Sunday, January 22, 2012

Oh Boy..

     Before I go into detail on my night.. which was great... here's a little back history:

     All my life I have struggled with my appearance. Being the biggest, tallest, most developed girl out of my friends was hard to ignore. I always thought of myself as fat, too tall, and ugly.
     Throughout the years this opinion of myself has gotten better. I think higher of myself looks wise. I'm more comfortable in my own skin. I am able to look in the mirror and not want to cry because of every flaw I find on my body. It's been a lot better now :)
     The biggest problem I've faced recently (being the past year) has been... boys.
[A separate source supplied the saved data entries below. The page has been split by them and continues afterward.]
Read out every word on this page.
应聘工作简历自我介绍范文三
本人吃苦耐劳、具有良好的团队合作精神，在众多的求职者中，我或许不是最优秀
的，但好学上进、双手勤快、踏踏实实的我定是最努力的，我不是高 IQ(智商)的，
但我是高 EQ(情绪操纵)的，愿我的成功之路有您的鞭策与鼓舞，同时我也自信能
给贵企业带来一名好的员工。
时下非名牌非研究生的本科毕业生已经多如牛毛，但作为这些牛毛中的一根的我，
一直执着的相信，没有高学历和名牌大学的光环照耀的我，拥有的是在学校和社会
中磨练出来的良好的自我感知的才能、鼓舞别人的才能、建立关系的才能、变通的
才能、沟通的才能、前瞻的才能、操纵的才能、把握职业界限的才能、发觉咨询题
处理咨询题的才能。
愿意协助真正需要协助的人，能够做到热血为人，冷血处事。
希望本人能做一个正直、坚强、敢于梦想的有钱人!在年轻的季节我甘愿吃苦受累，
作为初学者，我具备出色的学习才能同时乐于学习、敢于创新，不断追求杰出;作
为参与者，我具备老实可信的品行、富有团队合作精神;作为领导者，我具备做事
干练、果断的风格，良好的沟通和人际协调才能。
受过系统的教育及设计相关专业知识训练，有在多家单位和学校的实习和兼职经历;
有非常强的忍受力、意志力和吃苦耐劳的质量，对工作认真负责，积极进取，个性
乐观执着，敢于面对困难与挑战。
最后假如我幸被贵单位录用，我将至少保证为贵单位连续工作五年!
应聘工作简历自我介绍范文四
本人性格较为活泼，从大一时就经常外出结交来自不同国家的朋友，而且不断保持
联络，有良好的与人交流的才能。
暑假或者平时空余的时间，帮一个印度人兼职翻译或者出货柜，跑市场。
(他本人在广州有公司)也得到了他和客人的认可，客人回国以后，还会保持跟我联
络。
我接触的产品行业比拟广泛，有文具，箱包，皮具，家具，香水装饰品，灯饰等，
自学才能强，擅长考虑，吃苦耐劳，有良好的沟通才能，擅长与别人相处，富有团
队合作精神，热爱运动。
Getting my hopes up, always predicting rejection, and feeling undeserving of a guy's affection has always gotten the best of me. I felt that every guy I was attracted to only looked at me as a "dude" which is pretty much how it is. Each day has gotten better.

     So tonight....

     I had been having these thoughts for a few weeks about guys and what it was that I apparently wasn't bringing to the table.. in other words what was wrong with me?
     At church tonight, God was just assuring me and assuring me that everything will be fine... and I definitely believe that He will bring the "one" into my life when the right time comes... patience is just an issue I guess.
     So after a great night ending with God-made chili dogs and onion rings at Varsity with some super cool pals.. I drove home alone.. and then I let it out.....
     I cried. Just asking and asking God why can't I get a sign? What is wrong with me? If I'm considered the "exception" when it comes to girls that aren't that great to guys, then what's wrong with me? Is it because I look like I'm five in the face? Cause I wear too many colors for normal eyes to handle? What? haha.
     But God just let me vent. He let me get everything out and now I feel a ton better. He was patient with me.. so I should do the same.
   
     If you're reading this and you're dealing of have dealt with the same thing.. just know that God knows how you feel and so He definitely knows the outcome. This wait will be well worth it.